A primeira coleção, chamada Branco no Branco, desenvolvida pelas artesãs para a Camicado, incorporou um novo padrão de cores e novas formas às peças. As criações foram premiadas em 2020 na 7º edição do Prêmio Objeto Brasileiro, premiação bienal promovida pelo Museu À CASA do Objeto Brasileiro e que reconhece trabalhos artesanais do Brasil inteiro.

Ainda segundo Lucas, embora a relação com o barro, que se fortalece por gerações, faça com que essas artesãs se sintam apaixonadas pelo que fazem, o fator econômico também é importante para mantê-las em plena atividade. “É importante ressaltar que a tradição está sendo renovada também do ponto de vista criativo. Essa geração é estimulada com informações o tempo todo e, obviamente, isso se reflete na forma como elas lidam com o trabalho, o que facilita a incorporação de novos olhares nas coleções”, afirma.

Adriely Nunes Lima cursa fotografia e pretende usar seus conhecimentos para dar ainda mais visibilidade ao Vale. divulgação/CASA CLAUDIA

Apaixonada por tudo o que remete ao universo das artes, Adriely Nunes Lima,22 anos, é filha, neta e bisneta de artesãs. Porém, até pouco tempo atrás, mesmo tendo passado a infância fazendo pequenas peças, não se via como
artesã. Cursando o terceiro período da faculdade de fotografia, ela pretende conciliar as duas profissões para melhorar a visibilidade do Vale.

“Muita gente reconhece as peças, mas não conhece o Vale, por isso além do artesanato escolhi a fotografia para poder levar às pessoas a visão de uma pessoa que nasceu, cresceu e vive aqui. Outra questão importante está no fato de que ter boas imagens das peças e da comunidade ajuda a criar uma percepção melhor do nosso trabalho”, completa Adriely.

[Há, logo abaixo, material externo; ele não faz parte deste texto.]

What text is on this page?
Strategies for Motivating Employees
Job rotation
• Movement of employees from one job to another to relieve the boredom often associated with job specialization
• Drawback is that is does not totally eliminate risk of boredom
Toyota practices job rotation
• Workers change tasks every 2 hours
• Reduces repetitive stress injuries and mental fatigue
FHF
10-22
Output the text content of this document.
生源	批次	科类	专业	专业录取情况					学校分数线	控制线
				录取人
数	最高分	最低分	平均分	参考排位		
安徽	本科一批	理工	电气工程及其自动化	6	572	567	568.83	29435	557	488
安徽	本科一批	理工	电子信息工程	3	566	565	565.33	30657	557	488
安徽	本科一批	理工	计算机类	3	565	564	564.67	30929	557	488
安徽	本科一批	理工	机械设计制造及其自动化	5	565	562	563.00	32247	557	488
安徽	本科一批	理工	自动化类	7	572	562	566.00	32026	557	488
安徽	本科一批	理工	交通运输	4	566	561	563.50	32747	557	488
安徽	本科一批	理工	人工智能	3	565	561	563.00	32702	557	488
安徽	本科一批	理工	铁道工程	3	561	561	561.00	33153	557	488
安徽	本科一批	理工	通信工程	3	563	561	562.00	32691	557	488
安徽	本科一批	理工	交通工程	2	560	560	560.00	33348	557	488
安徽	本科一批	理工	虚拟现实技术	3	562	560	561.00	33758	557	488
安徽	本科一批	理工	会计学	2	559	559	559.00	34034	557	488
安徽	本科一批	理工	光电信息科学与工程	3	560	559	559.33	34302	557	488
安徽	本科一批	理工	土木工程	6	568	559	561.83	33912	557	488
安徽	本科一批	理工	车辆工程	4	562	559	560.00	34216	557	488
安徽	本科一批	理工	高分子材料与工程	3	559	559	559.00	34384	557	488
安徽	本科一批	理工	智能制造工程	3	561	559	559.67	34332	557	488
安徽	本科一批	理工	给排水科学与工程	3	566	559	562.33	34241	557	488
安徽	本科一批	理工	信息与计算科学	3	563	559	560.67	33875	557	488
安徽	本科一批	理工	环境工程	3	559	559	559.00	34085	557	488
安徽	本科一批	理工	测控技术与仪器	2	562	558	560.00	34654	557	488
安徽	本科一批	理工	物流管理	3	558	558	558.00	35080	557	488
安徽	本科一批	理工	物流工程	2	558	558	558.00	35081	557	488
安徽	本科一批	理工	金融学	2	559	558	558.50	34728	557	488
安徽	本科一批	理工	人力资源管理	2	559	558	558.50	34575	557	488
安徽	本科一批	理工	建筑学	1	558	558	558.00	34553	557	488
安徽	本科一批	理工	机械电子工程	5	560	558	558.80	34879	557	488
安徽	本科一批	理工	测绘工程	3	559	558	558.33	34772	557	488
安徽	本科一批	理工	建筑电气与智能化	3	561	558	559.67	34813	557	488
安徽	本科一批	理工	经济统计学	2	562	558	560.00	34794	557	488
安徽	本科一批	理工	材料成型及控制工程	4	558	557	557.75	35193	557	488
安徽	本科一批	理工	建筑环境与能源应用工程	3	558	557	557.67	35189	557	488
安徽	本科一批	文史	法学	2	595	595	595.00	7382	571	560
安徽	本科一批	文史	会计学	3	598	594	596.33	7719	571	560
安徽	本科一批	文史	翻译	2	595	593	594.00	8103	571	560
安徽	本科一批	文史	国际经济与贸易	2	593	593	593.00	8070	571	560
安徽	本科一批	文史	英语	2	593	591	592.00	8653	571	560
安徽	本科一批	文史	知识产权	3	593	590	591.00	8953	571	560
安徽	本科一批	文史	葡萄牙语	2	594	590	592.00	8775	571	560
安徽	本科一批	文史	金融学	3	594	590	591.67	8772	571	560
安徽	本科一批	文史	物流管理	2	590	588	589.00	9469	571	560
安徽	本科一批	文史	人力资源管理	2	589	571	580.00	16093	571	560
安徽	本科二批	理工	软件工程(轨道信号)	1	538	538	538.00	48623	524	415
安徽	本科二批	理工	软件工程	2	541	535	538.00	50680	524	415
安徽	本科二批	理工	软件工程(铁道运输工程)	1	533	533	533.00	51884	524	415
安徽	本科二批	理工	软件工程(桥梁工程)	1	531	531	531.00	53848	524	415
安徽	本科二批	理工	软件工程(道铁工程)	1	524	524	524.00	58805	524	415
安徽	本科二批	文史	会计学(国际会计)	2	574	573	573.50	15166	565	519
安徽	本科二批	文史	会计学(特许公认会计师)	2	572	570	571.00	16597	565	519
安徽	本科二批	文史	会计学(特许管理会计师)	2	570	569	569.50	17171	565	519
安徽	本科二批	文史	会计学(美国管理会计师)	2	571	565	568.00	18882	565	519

Andressa Silva Xavier assinou uma coleção de cerâmica aos 16 anos. divulgação/CASA CLAUDIA

O impacto destes novos olhares já começaram a surgir. Andressa Silva Xavier, de apenas 16 anos, é da quinta geração de artesãs da família. É ela a autora de uma nova coleção de cachepôs e enfeites de cactos que podem ser usados na mesa e na parede e que devem ser lançados em breve pela Paiol. “O desafio de criar uma coleção partiu do Lucas, que tem estimulado essa renovação do Vale e que desde a pandemia tem deixado todo mundo com tanto trabalho que decidi me aventurar também”, finaliza.